La Constitution suisse assure «la garantie de tous les besoins humains élémentaires comme l’alimentation, l’habillement ou le logement.» En théorie donc, toute personne se trouvant sur territoire helvétique, de manière légale ou illégale, peut recourir aux autorités judiciaires si ces droits lui sont refusés.
Ce principe est également inscrit dans le Pacte international relatif aux droits économiques, sociaux et culturels, l’un des piliers de la Déclaration universelle des droits de l’homme, avec celui relatif aux droits civils et politiques.
Cette possibilité offerte aux individus de porter plainte à l’ONU est à nouveau sur la table de négociations cette semaine à Genève, sous la forme d’un protocole facultatif au Pacte international.

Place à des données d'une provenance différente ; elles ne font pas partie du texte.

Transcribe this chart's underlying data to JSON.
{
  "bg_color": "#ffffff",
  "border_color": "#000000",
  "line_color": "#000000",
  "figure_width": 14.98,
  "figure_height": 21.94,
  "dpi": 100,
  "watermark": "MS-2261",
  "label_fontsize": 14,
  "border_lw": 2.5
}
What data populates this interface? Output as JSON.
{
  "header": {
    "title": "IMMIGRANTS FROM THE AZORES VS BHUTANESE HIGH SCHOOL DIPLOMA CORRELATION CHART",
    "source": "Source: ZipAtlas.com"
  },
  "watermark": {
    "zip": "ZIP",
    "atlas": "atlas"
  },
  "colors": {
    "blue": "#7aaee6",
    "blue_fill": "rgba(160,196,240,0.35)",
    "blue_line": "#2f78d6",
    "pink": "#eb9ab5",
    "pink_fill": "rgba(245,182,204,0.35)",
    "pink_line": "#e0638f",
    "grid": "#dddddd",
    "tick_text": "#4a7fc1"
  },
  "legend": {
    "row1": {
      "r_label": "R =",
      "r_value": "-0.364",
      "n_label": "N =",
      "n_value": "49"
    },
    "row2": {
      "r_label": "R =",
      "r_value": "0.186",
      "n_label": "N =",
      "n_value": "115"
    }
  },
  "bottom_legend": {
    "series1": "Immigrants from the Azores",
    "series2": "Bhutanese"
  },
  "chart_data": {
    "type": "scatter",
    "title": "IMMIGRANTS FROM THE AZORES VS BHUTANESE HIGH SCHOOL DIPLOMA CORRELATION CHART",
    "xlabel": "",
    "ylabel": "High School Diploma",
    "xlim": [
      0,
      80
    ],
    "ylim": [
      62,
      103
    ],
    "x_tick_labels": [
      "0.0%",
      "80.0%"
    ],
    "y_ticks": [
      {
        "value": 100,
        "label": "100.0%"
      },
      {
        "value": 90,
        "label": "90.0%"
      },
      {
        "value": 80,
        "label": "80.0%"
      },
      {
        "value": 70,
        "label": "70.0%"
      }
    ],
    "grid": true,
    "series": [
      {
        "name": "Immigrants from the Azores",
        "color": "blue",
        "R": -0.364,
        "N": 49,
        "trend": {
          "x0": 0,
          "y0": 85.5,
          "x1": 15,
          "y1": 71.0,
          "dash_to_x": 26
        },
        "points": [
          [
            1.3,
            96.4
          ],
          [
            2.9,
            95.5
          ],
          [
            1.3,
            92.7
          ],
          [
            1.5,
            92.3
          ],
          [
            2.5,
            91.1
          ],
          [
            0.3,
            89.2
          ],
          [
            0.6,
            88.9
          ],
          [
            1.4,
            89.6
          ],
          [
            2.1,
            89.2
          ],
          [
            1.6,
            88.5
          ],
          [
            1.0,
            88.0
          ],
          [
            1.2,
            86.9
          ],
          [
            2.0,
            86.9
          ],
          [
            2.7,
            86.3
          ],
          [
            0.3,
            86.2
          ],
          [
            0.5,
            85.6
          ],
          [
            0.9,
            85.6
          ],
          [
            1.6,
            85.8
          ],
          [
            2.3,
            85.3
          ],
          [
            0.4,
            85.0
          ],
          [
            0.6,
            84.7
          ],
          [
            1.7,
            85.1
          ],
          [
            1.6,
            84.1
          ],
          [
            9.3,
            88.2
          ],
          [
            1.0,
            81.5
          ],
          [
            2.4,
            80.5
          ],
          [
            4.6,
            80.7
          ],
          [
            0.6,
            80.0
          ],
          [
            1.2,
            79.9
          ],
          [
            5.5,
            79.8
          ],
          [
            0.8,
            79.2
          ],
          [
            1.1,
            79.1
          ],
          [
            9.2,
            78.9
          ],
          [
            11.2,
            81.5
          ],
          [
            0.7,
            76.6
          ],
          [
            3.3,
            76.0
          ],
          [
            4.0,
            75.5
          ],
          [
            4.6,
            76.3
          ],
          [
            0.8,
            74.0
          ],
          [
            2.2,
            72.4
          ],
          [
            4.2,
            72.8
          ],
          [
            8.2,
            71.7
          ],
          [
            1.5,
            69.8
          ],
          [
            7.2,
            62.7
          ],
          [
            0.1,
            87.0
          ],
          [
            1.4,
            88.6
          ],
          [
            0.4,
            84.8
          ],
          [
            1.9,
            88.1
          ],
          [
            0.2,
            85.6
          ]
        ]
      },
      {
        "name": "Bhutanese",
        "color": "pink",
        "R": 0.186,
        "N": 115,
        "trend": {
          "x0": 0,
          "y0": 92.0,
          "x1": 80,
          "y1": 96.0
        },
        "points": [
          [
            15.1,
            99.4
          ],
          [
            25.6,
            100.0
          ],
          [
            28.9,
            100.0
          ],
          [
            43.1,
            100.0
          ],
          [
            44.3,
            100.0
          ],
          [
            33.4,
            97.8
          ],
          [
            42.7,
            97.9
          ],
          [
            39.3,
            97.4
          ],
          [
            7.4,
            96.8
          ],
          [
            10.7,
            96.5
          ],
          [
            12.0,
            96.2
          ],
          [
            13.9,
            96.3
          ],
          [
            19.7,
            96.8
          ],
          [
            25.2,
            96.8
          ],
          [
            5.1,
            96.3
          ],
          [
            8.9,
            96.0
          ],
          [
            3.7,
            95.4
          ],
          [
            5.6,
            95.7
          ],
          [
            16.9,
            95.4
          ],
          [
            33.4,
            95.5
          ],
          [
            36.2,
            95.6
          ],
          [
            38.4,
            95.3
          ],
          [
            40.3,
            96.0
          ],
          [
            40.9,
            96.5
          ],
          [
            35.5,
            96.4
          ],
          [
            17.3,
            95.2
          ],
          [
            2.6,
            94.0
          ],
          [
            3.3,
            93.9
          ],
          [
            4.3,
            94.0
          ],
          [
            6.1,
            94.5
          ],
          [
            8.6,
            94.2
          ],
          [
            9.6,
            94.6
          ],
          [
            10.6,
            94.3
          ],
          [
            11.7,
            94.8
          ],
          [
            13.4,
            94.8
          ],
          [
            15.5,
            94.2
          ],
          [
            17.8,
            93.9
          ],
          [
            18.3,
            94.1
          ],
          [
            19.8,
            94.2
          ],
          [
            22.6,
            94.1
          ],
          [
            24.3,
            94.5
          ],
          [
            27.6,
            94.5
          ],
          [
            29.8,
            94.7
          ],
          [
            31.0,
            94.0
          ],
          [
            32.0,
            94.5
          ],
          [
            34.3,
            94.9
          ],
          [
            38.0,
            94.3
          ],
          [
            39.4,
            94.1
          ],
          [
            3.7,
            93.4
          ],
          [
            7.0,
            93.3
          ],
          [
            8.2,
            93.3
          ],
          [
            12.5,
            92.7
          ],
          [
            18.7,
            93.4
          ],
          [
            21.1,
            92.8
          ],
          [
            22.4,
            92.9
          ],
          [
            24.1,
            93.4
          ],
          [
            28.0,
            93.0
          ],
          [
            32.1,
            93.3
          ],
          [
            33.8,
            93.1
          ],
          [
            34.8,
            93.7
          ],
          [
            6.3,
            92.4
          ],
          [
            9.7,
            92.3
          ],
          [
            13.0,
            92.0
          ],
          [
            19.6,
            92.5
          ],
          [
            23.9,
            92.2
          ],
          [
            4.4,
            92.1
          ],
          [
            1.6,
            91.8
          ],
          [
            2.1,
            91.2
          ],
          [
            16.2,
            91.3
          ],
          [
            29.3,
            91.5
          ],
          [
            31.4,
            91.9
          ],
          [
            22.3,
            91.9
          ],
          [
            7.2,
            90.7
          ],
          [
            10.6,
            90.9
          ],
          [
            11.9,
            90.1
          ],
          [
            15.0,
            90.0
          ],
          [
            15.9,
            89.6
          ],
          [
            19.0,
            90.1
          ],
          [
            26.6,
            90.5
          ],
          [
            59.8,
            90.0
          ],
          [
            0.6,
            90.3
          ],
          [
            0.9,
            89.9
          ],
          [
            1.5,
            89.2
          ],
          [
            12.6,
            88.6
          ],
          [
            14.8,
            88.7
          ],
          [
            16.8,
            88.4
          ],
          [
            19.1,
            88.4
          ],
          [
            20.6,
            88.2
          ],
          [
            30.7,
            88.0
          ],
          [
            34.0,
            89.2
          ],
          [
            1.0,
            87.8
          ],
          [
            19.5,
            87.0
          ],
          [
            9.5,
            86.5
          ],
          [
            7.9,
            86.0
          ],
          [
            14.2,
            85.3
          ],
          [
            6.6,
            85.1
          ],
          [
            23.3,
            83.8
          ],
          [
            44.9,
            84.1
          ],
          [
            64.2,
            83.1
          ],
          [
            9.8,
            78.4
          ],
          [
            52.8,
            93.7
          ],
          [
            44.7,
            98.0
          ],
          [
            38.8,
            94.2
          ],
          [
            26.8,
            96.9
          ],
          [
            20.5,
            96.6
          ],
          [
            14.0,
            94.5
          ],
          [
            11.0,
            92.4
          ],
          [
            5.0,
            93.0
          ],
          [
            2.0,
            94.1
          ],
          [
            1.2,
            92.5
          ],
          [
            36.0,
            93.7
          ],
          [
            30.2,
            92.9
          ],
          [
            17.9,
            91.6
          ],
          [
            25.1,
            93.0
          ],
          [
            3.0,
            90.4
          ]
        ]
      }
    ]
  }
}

Un document aux mains d’un groupe de travail dépendant du Conseil des droits de l’homme.
En théorie, ce protocole permettra, par exemple, à un paysan chassé illégalement de ses terres de dénoncer son gouvernement au Conseil des droits de l’homme.
Exclure des droits de la procédure de plainte
Or la Suisse est en train d’y proposer un protocole «à la carte». En d’autres termes, les Etats signataires pourraient exclure certains droits – pourtant universels – de la procédure de plainte.
Cette position sans précédent au niveau international choque experts, diplomates, ONG. Dans leur campagne annuelle consacrée au droit à l’alimentation, Action de Carême et Pain pour le prochain dénoncent l’ambivalence de Berne.
«La Suisse est pionnière dans la défense du droit à l’alimentation. Berne a beaucoup contribué à l’élaboration de ce droit au sein du Conseil des droits de l’homme », explique Chantal Peyer de Pain pour le Prochain.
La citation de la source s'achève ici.